Bisu tak berarti diam

Bisu tak berarti diam

Minggu, 03 Mei 2015

Elegi Si Gadis Kecil


Dalam senja temaram, si gadis kecil tengah bersedeku memeluk kedua lututnya. Duduk diam dibalik bilik anyaman bambu terdengar tangisan tergugu. Hujan sedari tadi kian menderas, semakin membasahi tubuh mungil tersebab tetesan dari atap yang tak rapat. Sedang apa gerangan gadis kecil itu? Rupanya ia sedang menunggui ibunya yang masih belum pulang dari pagi tadi. Sang ibu berangkat untuk menjajakkan dagangannya hampir ke pelosok desa. Kue lapis dan beberapa macam gorengan hasil tangan dari si gadis kecil dan sang ibu saben harinya menjadi hasil pokok untuk sesuap nasi.
Hari ini tak seperti biasanya, hujan kali ini pun tak seperti biasanya. Nampaknya langit benar-benar muram, wajahnya gelap laksana murka sang raja. Derasnya hujan dsertai terapaan angin yang kencang menggoyangkan pohon-pohon berdahan besar. Gubuk kecil di atas sepetak tanah pun hampir ikut terseok angin yang membawa hujan. begitu pula dengan hujan di mata si gadis kecil, air matanya semakin menderas. Bukan karena ia takut akan hujan yang lebat dan angin yang bak badai, namun karena ia gelisah. Sosok yang ditunggu tak kunjung nampak di pelupuk, sang ibu.
Hatinya kian tergoncang kerap kali angin menghempaskan dirinya. Tak dapat melakukan apapun, hanya duduk diam tak boleh beranjak sampai sangiIbu kembali, begitulah pesannya.
***
Kakinya terseok oleh genangan air yang kian meninggi. Telapak kaki yang tanpa alas telah payah. Kepala yang menyunggu tampah isi gorengan kini nampak sudah habis. Tapi ternyata bukan, rupanya dagangannya masih utuh, hanya berkurang beberapa potong saja.
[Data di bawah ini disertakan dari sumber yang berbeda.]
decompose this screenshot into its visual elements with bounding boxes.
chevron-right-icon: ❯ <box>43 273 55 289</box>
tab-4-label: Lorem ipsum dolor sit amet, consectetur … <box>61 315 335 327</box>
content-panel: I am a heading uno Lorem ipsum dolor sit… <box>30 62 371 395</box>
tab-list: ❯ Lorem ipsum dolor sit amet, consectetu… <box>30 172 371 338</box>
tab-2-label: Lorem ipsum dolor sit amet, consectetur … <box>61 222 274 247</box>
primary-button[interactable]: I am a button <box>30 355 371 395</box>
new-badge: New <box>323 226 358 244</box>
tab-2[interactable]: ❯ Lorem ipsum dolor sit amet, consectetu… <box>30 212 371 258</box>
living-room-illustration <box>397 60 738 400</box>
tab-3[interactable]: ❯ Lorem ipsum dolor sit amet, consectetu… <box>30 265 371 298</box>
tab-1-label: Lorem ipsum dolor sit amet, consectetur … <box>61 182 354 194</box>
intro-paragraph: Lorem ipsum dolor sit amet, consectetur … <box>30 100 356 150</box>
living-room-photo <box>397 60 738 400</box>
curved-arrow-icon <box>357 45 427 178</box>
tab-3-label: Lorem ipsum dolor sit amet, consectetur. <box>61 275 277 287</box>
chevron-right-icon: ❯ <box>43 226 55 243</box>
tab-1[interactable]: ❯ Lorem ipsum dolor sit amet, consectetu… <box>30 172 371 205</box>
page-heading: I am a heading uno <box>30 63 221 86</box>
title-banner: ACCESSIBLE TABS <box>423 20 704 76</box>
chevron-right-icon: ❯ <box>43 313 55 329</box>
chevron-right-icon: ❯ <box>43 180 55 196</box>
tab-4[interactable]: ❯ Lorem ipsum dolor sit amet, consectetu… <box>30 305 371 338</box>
Bahkan kini sudah agak basah oleh hujan. Semua gorengan dimasukkan ke dalam kantong keresek berukuran agak besar di dalam rinjing yang masih lekat digendongan punggungnya.
Sudah seharian keliling desa, menyusuri hujan yang kian menderas, hingga petang menjelang namun rezeki hari ini tak seperti kemarin yang hanya setengah hari sudah habis  terjual. Sesekali berteduh di emperan rumah warga yang berkenan untuk ditumpangi. Orang mana yang mau membeli gorengan basah dikala hujan menggenangi jalanan dan angin menggigilkan badan. Sang ibu tak mau pulang sebelum dagangan lau, sebelum receh memenuhi kantong plastiknya.  Akan makan apa, esok? Sungguh Demi Tuhan, jikalau saya masihlah sendirian, aku tak makan seharian pun tak jadi soal, tapi bagaimana dengan gadis kecilku? Malaikat kecil titipanNya. Ibu macam apa aku ini, yang tak sanggup memberikan suapan nasi untuk anaknya. Hati sang ibu bergoncang.
Sang ibu kian payah, langkahnya gontai. Daun pisang yang memayungi tubuhnya jatuh lepas terhempas angin. Tubuh ringkih yang kian payah jatuh tergopoh di jalanan panjang di sudut pelosok. Seketika gendongan ikut buyar bersama gorengan basah terbungkus plastik bolong. Tak satupun mata yang melihat tubuhnya tergeletak dalam genangan air, hingga membiru. Ranting berguguran ikut menyudahi nafas dan detak jantungnya. Dan esok pagi adalah elegi.
***

            Lihatlah, gadis kecil itu masih saja duduk di balik bilik gubuknya. Rupanya ia masih menunggui Sang Ibu yang sudah membiru di ujung jalan desa. Tangisnya tak lagi tergugu, tangisnya pecah seketika saat tubuh sang ibu telah kembali, kembali bersama rombongan yang membopongnya. Sang ibu telah menjadi jenazah. Tubuhnya hampir beku, wajahnya pucat pasi meninggalkan duka yang teramat lara. Si gadis kecil kian erat memeluk sang Ibu yang tak lagi mampu mengusap air matanya.